Kara Bell stood before the Lake Travis Independent School District board last Wednesday to discuss the 2015 young adult novel, Out of Darkness by Ashley Hope Perez, which contains a range of explicit sexual terms. She took aim at those responsible for making it available to minors at middle school libraries.

Bell even recited a passage of the book to the board to highlight its inappropriateness.

Check out what she had to say below:

"Take her out back, we boys figured, then hand on the titties, put it in her cornbox, put it in her cornhole, grab a hold of that braid, rub that calico," she read at the meeting, which was streamed online.

"You can find that on page 39 of the book called, 'Out of Darkness,'" she said of the excerpt, "which you can find at Hudson Bend Middle School and Bee Cave Middle School."

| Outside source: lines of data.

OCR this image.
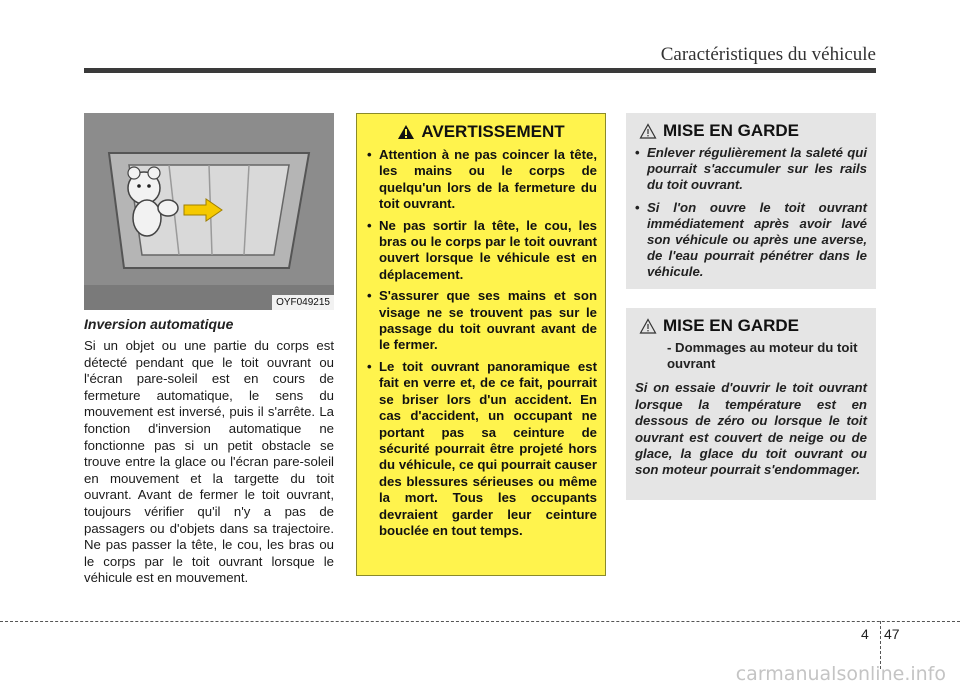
Caractéristiques du véhicule
OYF049215
Inversion automatique

Si un objet ou une partie du corps est détecté pendant que le toit ouvrant ou l'écran pare-soleil est en cours de fermeture automatique, le sens du mouvement est inversé, puis il s'arrête. La fonction d'inversion automatique ne fonctionne pas si un petit obstacle se trouve entre la glace ou l'écran pare-soleil en mouvement et la targette du toit ouvrant. Avant de fermer le toit ouvrant, toujours vérifier qu'il n'y a pas de passagers ou d'objets dans sa trajectoire. Ne pas passer la tête, le cou, les bras ou le corps par le toit ouvrant lorsque le véhicule est en mouvement.

AVERTISSEMENT
• Attention à ne pas coincer la tête, les mains ou le corps de quelqu'un lors de la fermeture du toit ouvrant.
• Ne pas sortir la tête, le cou, les bras ou le corps par le toit ouvrant ouvert lorsque le véhicule est en déplacement.
• S'assurer que ses mains et son visage ne se trouvent pas sur le passage du toit ouvrant avant de le fermer.
• Le toit ouvrant panoramique est fait en verre et, de ce fait, pourrait se briser lors d'un accident. En cas d'accident, un occupant ne portant pas sa ceinture de sécurité pourrait être projeté hors du véhicule, ce qui pourrait causer des blessures sérieuses ou même la mort. Tous les occupants devraient garder leur ceinture bouclée en tout temps.
MISE EN GARDE
• Enlever régulièrement la saleté qui pourrait s'accumuler sur les rails du toit ouvrant.
• Si l'on ouvre le toit ouvrant immédiatement après avoir lavé son véhicule ou après une averse, de l'eau pourrait pénétrer dans le véhicule.
MISE EN GARDE
- Dommages au moteur du toit ouvrant

Si on essaie d'ouvrir le toit ouvrant lorsque la température est en dessous de zéro ou lorsque le toit ouvrant est couvert de neige ou de glace, la glace du toit ouvrant ou son moteur pourrait s'endommager.

4 47
carmanualsonline.info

Bell was appalled that the book referenced “cornholing”, which she later learned was another term for anal sex.

“Not going to lie, I had to Google ‘cornhole’ because I have the game in my backyard,” the mother said. “But according to Wikipedia, ‘cornhole’ is a sexual slang vulgarism for anus. “In verb form ‘to cornhole,’ which came into usage in the 1930s, means to have anal sex.”

Bell then told the board that she under no circumstances wanted her children learning about “anal sex” in middle school. 

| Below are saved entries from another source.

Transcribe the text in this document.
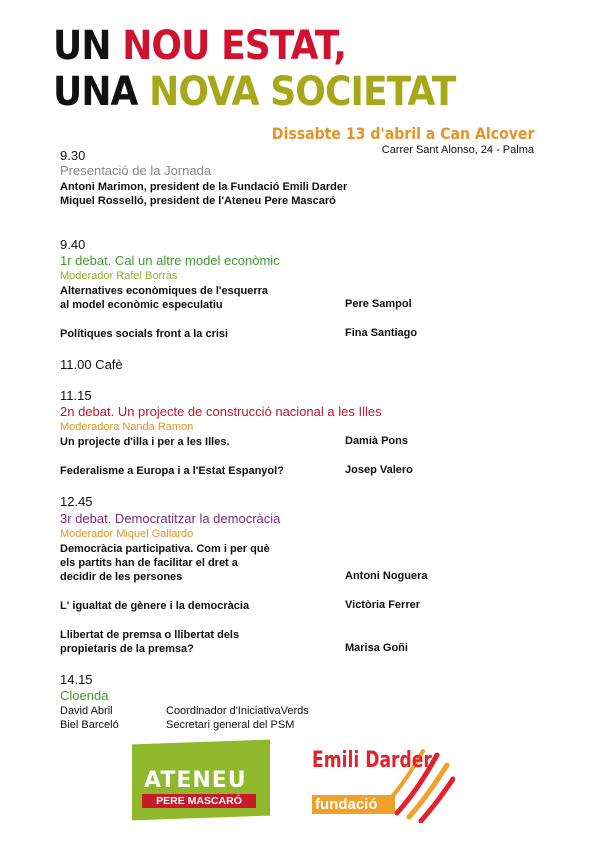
UN NOU ESTAT,
UNA NOVA SOCIETAT
Dissabte 13 d'abril a Can Alcover
Carrer Sant Alonso, 24 - Palma
9.30
Presentació de la Jornada
Antoni Marimon, president de la Fundació Emili Darder
Miquel Rosselló, president de l'Ateneu Pere Mascaró
9.40
1r debat. Cal un altre model econòmic
Moderador Rafel Borràs
Alternatives econòmiques de l'esquerra
al model econòmic especulatiu	Pere Sampol
Polítiques socials front a la crisi	Fina Santiago
11.00 Cafè
11.15
2n debat. Un projecte de construcció nacional a les Illes
Moderadora Nanda Ramon
Un projecte d'illa i per a les Illes.	Damià Pons
Federalisme a Europa i a l'Estat Espanyol?	Josep Valero
12.45
3r debat. Democratitzar la democràcia
Moderador Miquel Gallardo
Democràcia participativa. Com i per què
els partits han de facilitar el dret a
decidir de les persones	Antoni Noguera
L' igualtat de gènere i la democràcia	Victòria Ferrer
Llibertat de premsa o llibertat dels
propietaris de la premsa?	Marisa Goñi
14.15
Cloenda
David Abril	Coordinador d'IniciativaVerds
Biel Barceló	Secretari general del PSM
ATENEU
PERE MASCARÓ
Emili Darder
fundació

“I’ve never had anal sex,” she continued. “I don’t want to have anal sex. I don’t want my kids having anal sex. I want you to start focusing on education and not public health.”

The livid parent’s microphone was then cut off but she continued to demand that the book be removed from schools.

The day after the board meeting, it was reported that the school had taken the book off its shelves.

“A district possesses significant discretion to determine the content of its school libraries,” a spokesperson for the district said in a statement to Fox News. “A district must, however, exercise its discretion in a manner consistent with the First Amendment. A district may remove materials because they are pervasively vulgar or based solely upon the educational suitability of the books in question.”

Out of Darkness follows a teenage Mexican American girl who falls in love with a Black boy in Texas. It is set around the time of the New London school explosion in 1937 that killed more than 295 students and teachers.